Messages Simply Disappear Within Seconds of Receipt

Bloomberg notes that apps like WhatsApp, Wire and Signal allow for communications that disappear within seconds and with no way to retrieve them for records or investigatory purposes. This opens the door to a host of communication challenges from breaches of client privacy, to illegal collusion and insider trading, to the sharing of off-color, discriminatory or derogatory comments, jokes and images.

In informal interviews with anonymous employees of financial institutions, Bloomberg uncovered examples of employees sharing dirty jokes, gossip, client data and more. Untraceable communications even make it possible for managers to circumvent overtime rules for hourly workers.

Competitive Advantages Make Messaging Tools Especially Tempting

Compounding the matter, some clients prefer the new channels. Ignoring their messages and invitations to "friend" and "follow" could potentially be bad for business. "Financial firms need to keep records of all written business communications, no matter how innocuous, according to the Securities and Exchange Commission and the Financial Industry Regulatory Authority," notes Bloomberg. But new tools make it virtually impossible to capture all communications, and the conflict potentially rewards those people willing to bend the rules and use the new apps.

Current Solutions

When messages leave no trails, are on personal phones instead of business-owned devices and disappear without leaving a record, how can organizations adapt?

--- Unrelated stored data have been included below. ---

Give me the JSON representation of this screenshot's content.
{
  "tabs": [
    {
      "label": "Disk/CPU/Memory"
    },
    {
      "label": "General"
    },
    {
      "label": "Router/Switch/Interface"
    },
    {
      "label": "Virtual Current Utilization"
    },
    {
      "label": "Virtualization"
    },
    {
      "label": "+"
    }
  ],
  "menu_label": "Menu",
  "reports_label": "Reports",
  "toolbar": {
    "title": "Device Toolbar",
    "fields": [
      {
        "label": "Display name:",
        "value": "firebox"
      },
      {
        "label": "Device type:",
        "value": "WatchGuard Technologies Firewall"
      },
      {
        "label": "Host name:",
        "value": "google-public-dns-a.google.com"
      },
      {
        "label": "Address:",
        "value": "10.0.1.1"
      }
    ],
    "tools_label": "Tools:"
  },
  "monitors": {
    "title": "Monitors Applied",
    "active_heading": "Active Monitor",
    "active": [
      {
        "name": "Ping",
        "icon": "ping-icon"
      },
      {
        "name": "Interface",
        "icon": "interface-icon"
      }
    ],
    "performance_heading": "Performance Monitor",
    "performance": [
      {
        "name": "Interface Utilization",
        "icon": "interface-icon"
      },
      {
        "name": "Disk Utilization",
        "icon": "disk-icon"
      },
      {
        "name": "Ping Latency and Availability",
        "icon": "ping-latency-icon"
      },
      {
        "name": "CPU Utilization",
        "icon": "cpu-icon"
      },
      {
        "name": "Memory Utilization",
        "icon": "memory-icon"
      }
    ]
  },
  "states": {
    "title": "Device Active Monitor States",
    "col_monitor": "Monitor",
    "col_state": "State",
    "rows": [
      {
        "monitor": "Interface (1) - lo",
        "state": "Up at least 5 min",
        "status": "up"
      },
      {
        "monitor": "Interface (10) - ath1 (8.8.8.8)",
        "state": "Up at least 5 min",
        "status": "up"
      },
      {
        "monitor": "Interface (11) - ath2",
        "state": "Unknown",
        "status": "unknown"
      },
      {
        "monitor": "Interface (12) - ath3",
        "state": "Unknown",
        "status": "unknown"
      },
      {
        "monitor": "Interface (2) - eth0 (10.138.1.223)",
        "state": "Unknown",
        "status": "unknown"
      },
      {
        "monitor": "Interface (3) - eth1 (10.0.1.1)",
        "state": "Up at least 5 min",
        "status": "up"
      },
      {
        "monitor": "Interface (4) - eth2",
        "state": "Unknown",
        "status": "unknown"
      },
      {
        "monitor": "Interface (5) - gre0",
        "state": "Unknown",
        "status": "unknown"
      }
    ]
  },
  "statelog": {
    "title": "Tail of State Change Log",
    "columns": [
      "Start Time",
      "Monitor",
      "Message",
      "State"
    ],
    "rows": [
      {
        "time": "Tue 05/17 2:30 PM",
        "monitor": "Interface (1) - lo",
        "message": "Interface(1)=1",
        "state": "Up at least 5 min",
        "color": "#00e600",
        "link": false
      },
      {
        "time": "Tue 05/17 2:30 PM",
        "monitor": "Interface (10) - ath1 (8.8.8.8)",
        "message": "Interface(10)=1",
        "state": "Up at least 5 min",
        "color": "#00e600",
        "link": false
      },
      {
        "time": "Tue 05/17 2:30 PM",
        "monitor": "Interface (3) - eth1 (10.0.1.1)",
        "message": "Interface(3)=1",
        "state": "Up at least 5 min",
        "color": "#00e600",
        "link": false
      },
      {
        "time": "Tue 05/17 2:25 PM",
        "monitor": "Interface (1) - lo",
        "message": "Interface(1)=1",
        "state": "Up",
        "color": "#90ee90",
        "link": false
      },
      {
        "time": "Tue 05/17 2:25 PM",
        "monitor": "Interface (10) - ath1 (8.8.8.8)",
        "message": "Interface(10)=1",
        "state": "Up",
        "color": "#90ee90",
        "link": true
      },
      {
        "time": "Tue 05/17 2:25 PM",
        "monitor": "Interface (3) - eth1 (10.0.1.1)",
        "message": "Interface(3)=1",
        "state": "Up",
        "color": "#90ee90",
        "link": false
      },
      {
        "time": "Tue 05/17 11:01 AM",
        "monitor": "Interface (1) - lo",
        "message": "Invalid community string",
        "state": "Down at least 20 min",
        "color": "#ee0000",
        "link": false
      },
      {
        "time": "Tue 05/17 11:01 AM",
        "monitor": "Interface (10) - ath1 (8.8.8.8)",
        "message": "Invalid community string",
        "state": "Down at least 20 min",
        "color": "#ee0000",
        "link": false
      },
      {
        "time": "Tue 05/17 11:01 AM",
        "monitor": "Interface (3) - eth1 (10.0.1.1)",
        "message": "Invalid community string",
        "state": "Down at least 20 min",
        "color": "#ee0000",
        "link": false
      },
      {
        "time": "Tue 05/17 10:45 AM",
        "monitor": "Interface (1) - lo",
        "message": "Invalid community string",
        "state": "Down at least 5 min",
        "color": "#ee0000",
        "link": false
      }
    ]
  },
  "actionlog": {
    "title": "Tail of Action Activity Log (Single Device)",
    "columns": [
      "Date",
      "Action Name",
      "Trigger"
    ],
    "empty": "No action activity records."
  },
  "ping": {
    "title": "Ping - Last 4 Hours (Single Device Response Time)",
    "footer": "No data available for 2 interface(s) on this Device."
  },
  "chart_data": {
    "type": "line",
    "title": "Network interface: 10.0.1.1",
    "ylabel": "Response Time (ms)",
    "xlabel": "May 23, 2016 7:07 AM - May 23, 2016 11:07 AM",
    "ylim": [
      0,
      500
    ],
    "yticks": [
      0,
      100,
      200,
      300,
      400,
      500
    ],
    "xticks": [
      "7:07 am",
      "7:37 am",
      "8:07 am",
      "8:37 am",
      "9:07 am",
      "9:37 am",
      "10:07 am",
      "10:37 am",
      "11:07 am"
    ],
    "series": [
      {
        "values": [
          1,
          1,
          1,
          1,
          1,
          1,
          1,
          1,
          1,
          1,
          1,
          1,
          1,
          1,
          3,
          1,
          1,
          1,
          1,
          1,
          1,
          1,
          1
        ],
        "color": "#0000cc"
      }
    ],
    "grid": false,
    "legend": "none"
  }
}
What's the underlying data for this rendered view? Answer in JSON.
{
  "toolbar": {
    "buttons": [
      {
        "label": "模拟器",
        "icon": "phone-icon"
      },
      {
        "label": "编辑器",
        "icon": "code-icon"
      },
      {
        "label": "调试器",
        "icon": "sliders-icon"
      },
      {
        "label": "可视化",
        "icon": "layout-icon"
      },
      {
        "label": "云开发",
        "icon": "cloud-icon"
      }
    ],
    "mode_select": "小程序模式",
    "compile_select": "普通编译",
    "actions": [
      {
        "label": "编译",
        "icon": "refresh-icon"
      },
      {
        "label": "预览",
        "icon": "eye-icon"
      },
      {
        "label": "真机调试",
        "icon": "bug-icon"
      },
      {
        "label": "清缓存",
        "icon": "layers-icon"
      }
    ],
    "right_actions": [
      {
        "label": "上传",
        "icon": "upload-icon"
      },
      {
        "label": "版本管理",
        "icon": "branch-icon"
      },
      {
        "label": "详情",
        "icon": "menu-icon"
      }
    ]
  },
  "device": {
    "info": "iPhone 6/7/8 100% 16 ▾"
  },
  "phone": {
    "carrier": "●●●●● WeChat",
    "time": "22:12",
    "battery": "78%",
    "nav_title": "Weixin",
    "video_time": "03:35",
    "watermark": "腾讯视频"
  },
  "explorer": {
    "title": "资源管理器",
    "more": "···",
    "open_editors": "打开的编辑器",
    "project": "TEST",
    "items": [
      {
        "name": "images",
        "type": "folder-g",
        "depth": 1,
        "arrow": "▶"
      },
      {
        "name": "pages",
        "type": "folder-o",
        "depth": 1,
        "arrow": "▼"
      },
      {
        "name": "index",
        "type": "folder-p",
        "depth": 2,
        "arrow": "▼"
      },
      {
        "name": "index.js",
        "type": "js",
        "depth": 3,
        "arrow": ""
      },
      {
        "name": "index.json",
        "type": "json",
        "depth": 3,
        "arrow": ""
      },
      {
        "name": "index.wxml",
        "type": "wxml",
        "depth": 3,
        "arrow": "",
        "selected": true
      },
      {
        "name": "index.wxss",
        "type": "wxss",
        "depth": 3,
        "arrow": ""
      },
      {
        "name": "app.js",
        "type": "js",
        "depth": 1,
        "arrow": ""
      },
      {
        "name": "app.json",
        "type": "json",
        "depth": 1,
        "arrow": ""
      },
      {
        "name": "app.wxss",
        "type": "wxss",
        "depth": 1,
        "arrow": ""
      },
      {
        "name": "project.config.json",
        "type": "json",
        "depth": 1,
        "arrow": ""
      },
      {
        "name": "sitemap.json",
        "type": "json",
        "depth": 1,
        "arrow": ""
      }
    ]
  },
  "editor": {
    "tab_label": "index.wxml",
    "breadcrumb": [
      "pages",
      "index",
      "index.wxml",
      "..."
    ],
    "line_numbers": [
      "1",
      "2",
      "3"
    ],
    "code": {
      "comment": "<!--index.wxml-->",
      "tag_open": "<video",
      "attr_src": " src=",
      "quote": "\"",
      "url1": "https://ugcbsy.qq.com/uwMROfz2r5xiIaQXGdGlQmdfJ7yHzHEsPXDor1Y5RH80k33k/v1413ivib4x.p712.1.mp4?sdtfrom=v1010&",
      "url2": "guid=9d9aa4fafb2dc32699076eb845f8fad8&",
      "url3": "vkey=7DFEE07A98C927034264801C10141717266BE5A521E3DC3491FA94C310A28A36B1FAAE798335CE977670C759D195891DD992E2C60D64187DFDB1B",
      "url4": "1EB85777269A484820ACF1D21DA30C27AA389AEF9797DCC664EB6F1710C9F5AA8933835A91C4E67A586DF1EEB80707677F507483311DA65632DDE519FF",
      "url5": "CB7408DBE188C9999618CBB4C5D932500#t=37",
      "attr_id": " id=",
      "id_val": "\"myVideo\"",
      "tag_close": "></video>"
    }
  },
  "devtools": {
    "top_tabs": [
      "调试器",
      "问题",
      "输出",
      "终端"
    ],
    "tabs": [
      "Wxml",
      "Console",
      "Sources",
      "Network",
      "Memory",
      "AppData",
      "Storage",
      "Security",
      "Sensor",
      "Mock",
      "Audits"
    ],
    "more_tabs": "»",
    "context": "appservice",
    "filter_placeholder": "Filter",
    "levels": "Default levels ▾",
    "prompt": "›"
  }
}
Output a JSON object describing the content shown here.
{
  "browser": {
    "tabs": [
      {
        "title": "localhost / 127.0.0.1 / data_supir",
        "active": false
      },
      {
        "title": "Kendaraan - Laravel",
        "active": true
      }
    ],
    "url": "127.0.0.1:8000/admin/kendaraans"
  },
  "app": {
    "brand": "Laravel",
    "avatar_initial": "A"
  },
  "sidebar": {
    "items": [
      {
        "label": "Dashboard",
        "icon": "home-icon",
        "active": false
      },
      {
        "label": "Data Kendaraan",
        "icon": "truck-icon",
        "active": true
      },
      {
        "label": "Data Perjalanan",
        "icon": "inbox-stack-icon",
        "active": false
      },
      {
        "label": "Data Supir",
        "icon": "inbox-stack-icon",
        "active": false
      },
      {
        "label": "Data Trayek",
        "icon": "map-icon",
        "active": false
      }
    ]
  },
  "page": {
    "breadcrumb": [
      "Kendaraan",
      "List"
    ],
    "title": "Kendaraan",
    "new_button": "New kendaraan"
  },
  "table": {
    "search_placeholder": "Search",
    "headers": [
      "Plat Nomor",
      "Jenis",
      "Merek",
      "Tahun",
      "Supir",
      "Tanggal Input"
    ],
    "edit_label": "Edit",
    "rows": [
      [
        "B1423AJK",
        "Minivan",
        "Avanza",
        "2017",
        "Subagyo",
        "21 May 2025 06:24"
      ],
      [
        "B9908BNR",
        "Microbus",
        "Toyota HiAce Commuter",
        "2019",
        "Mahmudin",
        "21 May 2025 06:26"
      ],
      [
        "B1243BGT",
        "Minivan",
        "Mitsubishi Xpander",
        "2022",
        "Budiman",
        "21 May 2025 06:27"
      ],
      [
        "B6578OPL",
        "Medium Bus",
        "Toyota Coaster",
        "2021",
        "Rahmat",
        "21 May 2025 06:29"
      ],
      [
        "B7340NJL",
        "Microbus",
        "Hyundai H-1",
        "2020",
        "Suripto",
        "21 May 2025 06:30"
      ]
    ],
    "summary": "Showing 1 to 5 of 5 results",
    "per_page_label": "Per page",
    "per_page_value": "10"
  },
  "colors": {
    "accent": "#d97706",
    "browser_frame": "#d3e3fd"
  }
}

Firms in sensitive and highly regulated industries are fighting back with software that scans for phrases such as "take this offline" or "sent you a text" for potential follow up. But so long as there is a strong profit motive and potential competitive advantage to using new channels to share information, the regulators, compliance and ethics officers and investigators will always have an uphill fight.

Some common practices from the financial industry, specifically, to consider:

  • Scan emails, chats and other business-owned devices
  • Restrict personal phones and messaging services in prescribed locations
  • Provide training and have employees sign documents where they attest they will not use personal, unmonitored digital communication in the workplace

Could Hacking Ironically Be Part of a Better Solution?

In 2017, a theme is emerging around mobile messaging apps being vulnerable to hacking, which may serve as a deterrent to heavy users. The Guardian pegged to revelations that "attackers could exploit a security vulnerability in WhatsApp to snoop on its users."

Hackers may well have the incentives to keep pace with new technologies among a welter of messaging options. Educating employees about these kinds of vulnerabilities may prove to be a stronger disincentive than policies and compliance protocols.